Vers le front
Mon amour,
J'espère que tu es encore vivant. C'est affreux de commencer une lettre par ces mots, mais c'est pourtant ceux que je me répète sans cesse. Chaque jour je pense à toi, exposé aux obus et aux Allemands à toute heure du jour et de la nuit. Je tremble pour toi, et je tremble pour nous d'envisager une vie sans toi. À la maison les enfants vont bien. Je fais tout mon possible pour leur dissimuler l'horreur qui règne partout. Pourtant c'est dur, ici aussi. Nous ne risquons pas notre vie et pourtant, c'est dur. Je travaille à longueur de temps et je rentre épuisée. J'aimerais me coucher mais je dois m'occuper de nos enfants. À tous les coins de rue fleurissent des affiches qui nous pressent de donner notre argent pour que le pays sorte vainqueur. Pourtant je n'y crois plus.
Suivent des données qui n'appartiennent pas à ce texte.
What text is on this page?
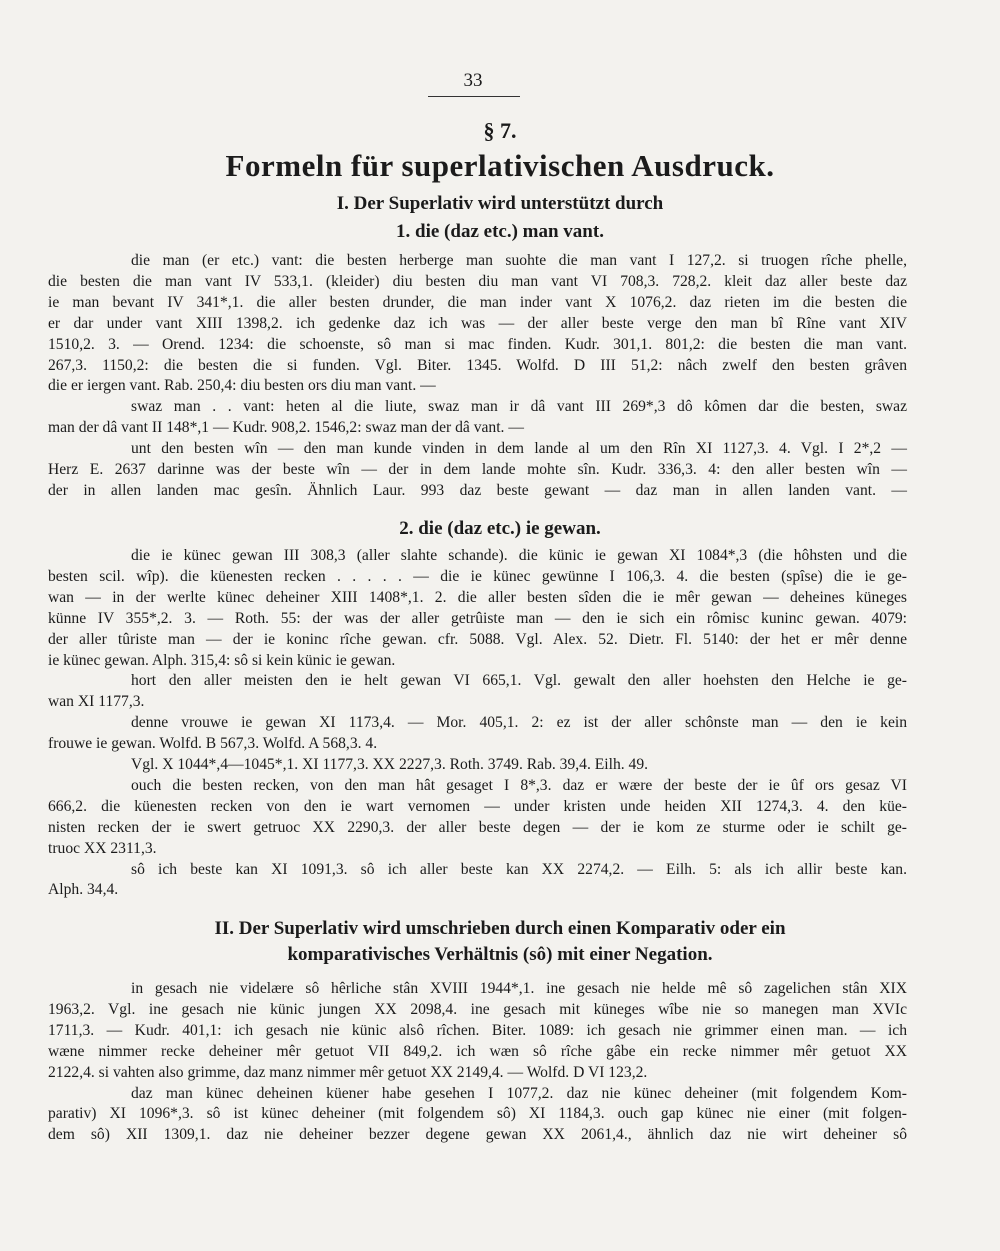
33
§ 7.
Formeln für superlativischen Ausdruck.
I. Der Superlativ wird unterstützt durch
1. die (daz etc.) man vant.
die man (er etc.) vant: die besten herberge man suohte die man vant I 127,2. si truogen rîche phelle,
die besten die man vant IV 533,1. (kleider) diu besten diu man vant VI 708,3. 728,2. kleit daz aller beste daz
ie man bevant IV 341*,1. die aller besten drunder, die man inder vant X 1076,2. daz rieten im die besten die
er dar under vant XIII 1398,2. ich gedenke daz ich was — der aller beste verge den man bî Rîne vant XIV
1510,2. 3. — Orend. 1234: die schoenste, sô man si mac finden. Kudr. 301,1. 801,2: die besten die man vant.
267,3. 1150,2: die besten die si funden. Vgl. Biter. 1345. Wolfd. D III 51,2: nâch zwelf den besten grâven
die er iergen vant. Rab. 250,4: diu besten ors diu man vant. —
swaz man . . vant: heten al die liute, swaz man ir dâ vant III 269*,3 dô kômen dar die besten, swaz
man der dâ vant II 148*,1 — Kudr. 908,2. 1546,2: swaz man der dâ vant. —
unt den besten wîn — den man kunde vinden in dem lande al um den Rîn XI 1127,3. 4. Vgl. I 2*,2 —
Herz E. 2637 darinne was der beste wîn — der in dem lande mohte sîn. Kudr. 336,3. 4: den aller besten wîn —
der in allen landen mac gesîn. Ähnlich Laur. 993 daz beste gewant — daz man in allen landen vant. —
2. die (daz etc.) ie gewan.
die ie künec gewan III 308,3 (aller slahte schande). die künic ie gewan XI 1084*,3 (die hôhsten und die
besten scil. wîp). die küenesten recken . . . . . — die ie künec gewünne I 106,3. 4. die besten (spîse) die ie ge-
wan — in der werlte künec deheiner XIII 1408*,1. 2. die aller besten sîden die ie mêr gewan — deheines küneges
künne IV 355*,2. 3. — Roth. 55: der was der aller getrûiste man — den ie sich ein rômisc kuninc gewan. 4079:
der aller tûriste man — der ie koninc rîche gewan. cfr. 5088. Vgl. Alex. 52. Dietr. Fl. 5140: der het er mêr denne
ie künec gewan. Alph. 315,4: sô si kein künic ie gewan.
hort den aller meisten den ie helt gewan VI 665,1. Vgl. gewalt den aller hoehsten den Helche ie ge-
wan XI 1177,3.
denne vrouwe ie gewan XI 1173,4. — Mor. 405,1. 2: ez ist der aller schônste man — den ie kein
frouwe ie gewan. Wolfd. B 567,3. Wolfd. A 568,3. 4.
Vgl. X 1044*,4—1045*,1. XI 1177,3. XX 2227,3. Roth. 3749. Rab. 39,4. Eilh. 49.
ouch die besten recken, von den man hât gesaget I 8*,3. daz er wære der beste der ie ûf ors gesaz VI
666,2. die küenesten recken von den ie wart vernomen — under kristen unde heiden XII 1274,3. 4. den küe-
nisten recken der ie swert getruoc XX 2290,3. der aller beste degen — der ie kom ze sturme oder ie schilt ge-
truoc XX 2311,3.
sô ich beste kan XI 1091,3. sô ich aller beste kan XX 2274,2. — Eilh. 5: als ich allir beste kan.
Alph. 34,4.
II. Der Superlativ wird umschrieben durch einen Komparativ oder ein
komparativisches Verhältnis (sô) mit einer Negation.
in gesach nie videlære sô hêrliche stân XVIII 1944*,1. ine gesach nie helde mê sô zagelichen stân XIX
1963,2. Vgl. ine gesach nie künic jungen XX 2098,4. ine gesach mit küneges wîbe nie so manegen man XVIc
1711,3. — Kudr. 401,1: ich gesach nie künic alsô rîchen. Biter. 1089: ich gesach nie grimmer einen man. — ich
wæne nimmer recke deheiner mêr getuot VII 849,2. ich wæn sô rîche gâbe ein recke nimmer mêr getuot XX
2122,4. si vahten also grimme, daz manz nimmer mêr getuot XX 2149,4. — Wolfd. D VI 123,2.
daz man künec deheinen küener habe gesehen I 1077,2. daz nie künec deheiner (mit folgendem Kom-
parativ) XI 1096*,3. sô ist künec deheiner (mit folgendem sô) XI 1184,3. ouch gap künec nie einer (mit folgen-
dem sô) XII 1309,1. daz nie deheiner bezzer degene gewan XX 2061,4., ähnlich daz nie wirt deheiner sô
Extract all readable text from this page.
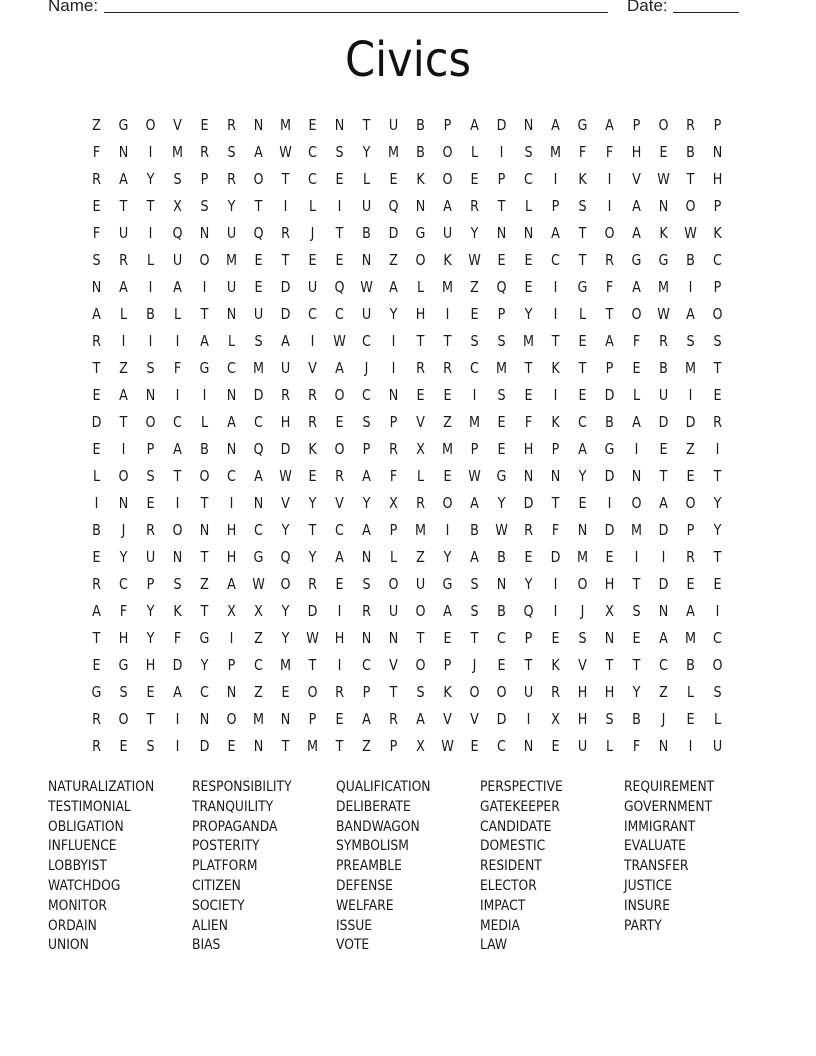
Name:	Date:
Civics
Z	G	O	V	E	R	N	M	E	N	T	U	B	P	A	D	N	A	G	A	P	O	R	P
F	N	I	M	R	S	A	W	C	S	Y	M	B	O	L	I	S	M	F	F	H	E	B	N
R	A	Y	S	P	R	O	T	C	E	L	E	K	O	E	P	C	I	K	I	V	W	T	H
E	T	T	X	S	Y	T	I	L	I	U	Q	N	A	R	T	L	P	S	I	A	N	O	P
F	U	I	Q	N	U	Q	R	J	T	B	D	G	U	Y	N	N	A	T	O	A	K	W	K
S	R	L	U	O	M	E	T	E	E	N	Z	O	K	W	E	E	C	T	R	G	G	B	C
N	A	I	A	I	U	E	D	U	Q	W	A	L	M	Z	Q	E	I	G	F	A	M	I	P
A	L	B	L	T	N	U	D	C	C	U	Y	H	I	E	P	Y	I	L	T	O	W	A	O
R	I	I	I	A	L	S	A	I	W	C	I	T	T	S	S	M	T	E	A	F	R	S	S
T	Z	S	F	G	C	M	U	V	A	J	I	R	R	C	M	T	K	T	P	E	B	M	T
E	A	N	I	I	N	D	R	R	O	C	N	E	E	I	S	E	I	E	D	L	U	I	E
D	T	O	C	L	A	C	H	R	E	S	P	V	Z	M	E	F	K	C	B	A	D	D	R
E	I	P	A	B	N	Q	D	K	O	P	R	X	M	P	E	H	P	A	G	I	E	Z	I
L	O	S	T	O	C	A	W	E	R	A	F	L	E	W	G	N	N	Y	D	N	T	E	T
I	N	E	I	T	I	N	V	Y	V	Y	X	R	O	A	Y	D	T	E	I	O	A	O	Y
B	J	R	O	N	H	C	Y	T	C	A	P	M	I	B	W	R	F	N	D	M	D	P	Y
E	Y	U	N	T	H	G	Q	Y	A	N	L	Z	Y	A	B	E	D	M	E	I	I	R	T
R	C	P	S	Z	A	W	O	R	E	S	O	U	G	S	N	Y	I	O	H	T	D	E	E
A	F	Y	K	T	X	X	Y	D	I	R	U	O	A	S	B	Q	I	J	X	S	N	A	I
T	H	Y	F	G	I	Z	Y	W	H	N	N	T	E	T	C	P	E	S	N	E	A	M	C
E	G	H	D	Y	P	C	M	T	I	C	V	O	P	J	E	T	K	V	T	T	C	B	O
G	S	E	A	C	N	Z	E	O	R	P	T	S	K	O	O	U	R	H	H	Y	Z	L	S
R	O	T	I	N	O	M	N	P	E	A	R	A	V	V	D	I	X	H	S	B	J	E	L
R	E	S	I	D	E	N	T	M	T	Z	P	X	W	E	C	N	E	U	L	F	N	I	U
NATURALIZATION
TESTIMONIAL
OBLIGATION
INFLUENCE
LOBBYIST
WATCHDOG
MONITOR
ORDAIN
UNION
RESPONSIBILITY
TRANQUILITY
PROPAGANDA
POSTERITY
PLATFORM
CITIZEN
SOCIETY
ALIEN
BIAS
QUALIFICATION
DELIBERATE
BANDWAGON
SYMBOLISM
PREAMBLE
DEFENSE
WELFARE
ISSUE
VOTE
PERSPECTIVE
GATEKEEPER
CANDIDATE
DOMESTIC
RESIDENT
ELECTOR
IMPACT
MEDIA
LAW
REQUIREMENT
GOVERNMENT
IMMIGRANT
EVALUATE
TRANSFER
JUSTICE
INSURE
PARTY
Des mois que cette guerre s'éternise, elle qui devait ne durer que peu de temps. Nous ne sommes pas à l'abri. On entend des bombardements, parfois. Des Boches pillent village sur village et je redoute à chaque instant qu'ils arrivent chez nous et volent nos maigres biens. Je ne veux pas que les enfants les voient, je ne peux pas leur imposer ça. Ils se posent déjà tant de questions ! Je crois qu'ils sentent la peur alors même que je ne leur dis rien.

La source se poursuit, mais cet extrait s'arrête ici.